Trian urges Heinz shareholders to “protect their investment in Heinz and let their voices be heard” by electing the Trian Group’s five nominees to the Heinz board at the AGM on 16 August.


“The Trian Group is HJ Heinz’s second largest shareholder, owning approximately 5.5% of the company’s outstanding shares,” Trian says in its letter to shareholders. “We invested in Heinz because we believe it is a valuable franchise, with an exceptional group of “power” brands that has, unfortunately, been very poorly managed under its current chairman, president and chief executive officer William R Johnson. We are deeply troubled by Heinz’s continued failure to deliver on its promises to shareholders but we are confident that, with the right direction, Heinz’s downward spiral can be reversed.”

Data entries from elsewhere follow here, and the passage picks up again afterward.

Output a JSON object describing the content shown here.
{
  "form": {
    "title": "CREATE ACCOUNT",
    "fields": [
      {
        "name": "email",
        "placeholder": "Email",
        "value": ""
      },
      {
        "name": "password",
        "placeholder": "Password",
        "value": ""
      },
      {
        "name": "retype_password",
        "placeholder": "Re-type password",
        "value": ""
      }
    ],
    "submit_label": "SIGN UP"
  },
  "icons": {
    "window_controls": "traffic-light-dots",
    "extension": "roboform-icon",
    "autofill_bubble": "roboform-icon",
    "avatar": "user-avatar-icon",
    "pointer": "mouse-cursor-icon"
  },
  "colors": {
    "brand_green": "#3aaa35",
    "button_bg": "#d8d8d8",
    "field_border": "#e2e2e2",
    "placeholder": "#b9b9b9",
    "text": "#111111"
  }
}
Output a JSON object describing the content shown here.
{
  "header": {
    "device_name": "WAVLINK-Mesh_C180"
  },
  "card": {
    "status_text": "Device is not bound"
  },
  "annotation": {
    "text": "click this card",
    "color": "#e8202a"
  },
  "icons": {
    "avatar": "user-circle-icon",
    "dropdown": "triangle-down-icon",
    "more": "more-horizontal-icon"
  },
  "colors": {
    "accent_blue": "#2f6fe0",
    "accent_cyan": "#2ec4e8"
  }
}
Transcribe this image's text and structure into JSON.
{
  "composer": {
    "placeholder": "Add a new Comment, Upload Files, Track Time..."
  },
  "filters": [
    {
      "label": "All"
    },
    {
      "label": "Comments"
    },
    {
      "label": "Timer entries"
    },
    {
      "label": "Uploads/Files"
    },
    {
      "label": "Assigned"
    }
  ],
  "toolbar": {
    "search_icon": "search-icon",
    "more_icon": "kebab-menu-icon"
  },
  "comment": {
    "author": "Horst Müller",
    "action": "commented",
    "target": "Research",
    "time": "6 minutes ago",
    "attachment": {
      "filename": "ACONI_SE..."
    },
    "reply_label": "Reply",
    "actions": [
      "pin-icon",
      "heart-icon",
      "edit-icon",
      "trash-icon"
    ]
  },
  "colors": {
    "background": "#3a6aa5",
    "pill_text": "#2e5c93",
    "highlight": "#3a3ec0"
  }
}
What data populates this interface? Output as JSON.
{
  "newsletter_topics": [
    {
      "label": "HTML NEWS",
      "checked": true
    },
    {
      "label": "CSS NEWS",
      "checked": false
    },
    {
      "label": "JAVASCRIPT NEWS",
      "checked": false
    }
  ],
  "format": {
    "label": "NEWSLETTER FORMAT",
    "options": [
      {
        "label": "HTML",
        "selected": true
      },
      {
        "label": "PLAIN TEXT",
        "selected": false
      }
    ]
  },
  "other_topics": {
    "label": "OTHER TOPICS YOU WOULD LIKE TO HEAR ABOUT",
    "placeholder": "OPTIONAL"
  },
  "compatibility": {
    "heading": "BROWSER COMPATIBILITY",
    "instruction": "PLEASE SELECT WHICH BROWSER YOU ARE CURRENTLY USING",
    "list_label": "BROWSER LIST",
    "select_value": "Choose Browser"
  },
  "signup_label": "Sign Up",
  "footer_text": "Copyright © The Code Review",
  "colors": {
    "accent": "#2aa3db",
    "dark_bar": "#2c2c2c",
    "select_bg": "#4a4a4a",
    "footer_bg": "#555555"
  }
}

Trian said that Heinz’s stock price has plummeted from $54.50 on 30 April, 1998 to $33.70 on 6 February, 2006, a decline of more than 38%. “Over the same period, Heinz has been ‘restructured’ five different times and earnings per share have fallen 12% from $2.15 per share to $1.89,” the letter continued. “Astoundingly, Heinz has recently announced its sixth ‘restructuring’ in just nine years. Because of Heinz’s dismal performance record and lack of management credibility and accountability, we have nominated five highly qualified, independent and experienced individuals to represent all shareholder interests on the Heinz Board of Directors. It is time for Heinz to allow shareholders to have a voice.”